In Niger, gas project to support refugees and save trees
Refugee households in Abala that had previously struggled to secure firewood, can now look forward to four months of gas under a UNHCR project.
ABALA REFUGEE CAMP, Niger, August 13 (UNHCR) - A UN refugee agency project in Niger is empowering refugees and protecting the local environment by improving access to domestic energy, thanks to a key partnership with one local business. As a result, households in the area who had previously struggled to secure firewood, can now look forward to four months of gas.

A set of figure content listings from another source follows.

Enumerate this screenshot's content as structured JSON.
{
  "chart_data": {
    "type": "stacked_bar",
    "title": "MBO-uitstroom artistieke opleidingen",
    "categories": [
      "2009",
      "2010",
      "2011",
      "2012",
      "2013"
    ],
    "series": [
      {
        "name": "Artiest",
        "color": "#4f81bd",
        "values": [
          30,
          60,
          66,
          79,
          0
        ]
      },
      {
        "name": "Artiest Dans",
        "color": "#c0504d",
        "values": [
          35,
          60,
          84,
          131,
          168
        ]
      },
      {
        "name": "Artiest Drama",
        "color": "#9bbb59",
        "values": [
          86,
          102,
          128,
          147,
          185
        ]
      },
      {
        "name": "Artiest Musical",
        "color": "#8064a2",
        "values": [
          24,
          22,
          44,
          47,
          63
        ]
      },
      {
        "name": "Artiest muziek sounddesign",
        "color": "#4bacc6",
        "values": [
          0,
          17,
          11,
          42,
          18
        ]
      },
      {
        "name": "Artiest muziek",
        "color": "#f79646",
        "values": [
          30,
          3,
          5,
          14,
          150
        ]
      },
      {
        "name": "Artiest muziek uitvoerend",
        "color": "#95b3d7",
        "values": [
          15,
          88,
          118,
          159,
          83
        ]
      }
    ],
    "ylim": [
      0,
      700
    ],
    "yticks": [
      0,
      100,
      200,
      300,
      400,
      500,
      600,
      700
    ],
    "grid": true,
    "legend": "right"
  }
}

A groundbreaking contract saw the Niger firm install storage centres in remote refugee sites, where physical and financial access is limited, for distribution and bottling. In return, UNHCR procured bottles, stoves and refills to meet the needs of more than 2,600 refugee households in Abala.
For women like Alkaounatou, a Malian refugee and a single mother with three children, the gas project is invaluable. Previously, she had less than US$1 a day to spend on firewood.
Like thousands stranded in Niger and Mali, it took her three hours to find wood and she sometimes skipped meals in order to afford the day's supply. Schemes to fight malnutrition were being reduced to ashes for a few pieces of firewood. Women were also at risk while out foraging.
Today, Alkaounatou earns more than US$2 through her business. "Before the gas reached us, I was forced to sell part of our food ration to buy firewood," she recalls. "But with the gas project, I could save some money, buy merchandise and open my own business. Now I do not depend only on assistance to feed my children."
Maimouna, another single refugee mother with four children, is now similarly self-sufficient. "Gas has very much relieved me," she says. "At one time I used to fetch wood and I was not able to undertake any other activity. Today, I get up, prepare my noodles and roast my pancakes with gas and I sell them."
The project is the first of its kind in Niger and now UNHCR hopes to mobilize its partners, such as France and the European Commission, to help extend the use of gas to other camps. And as Akiyou, chairman of refugees in Abala, noted, it is not only the displaced and local populations that reap the benefits. "The gas came to the rescue of the trees. When there is no tree, there is no life on earth."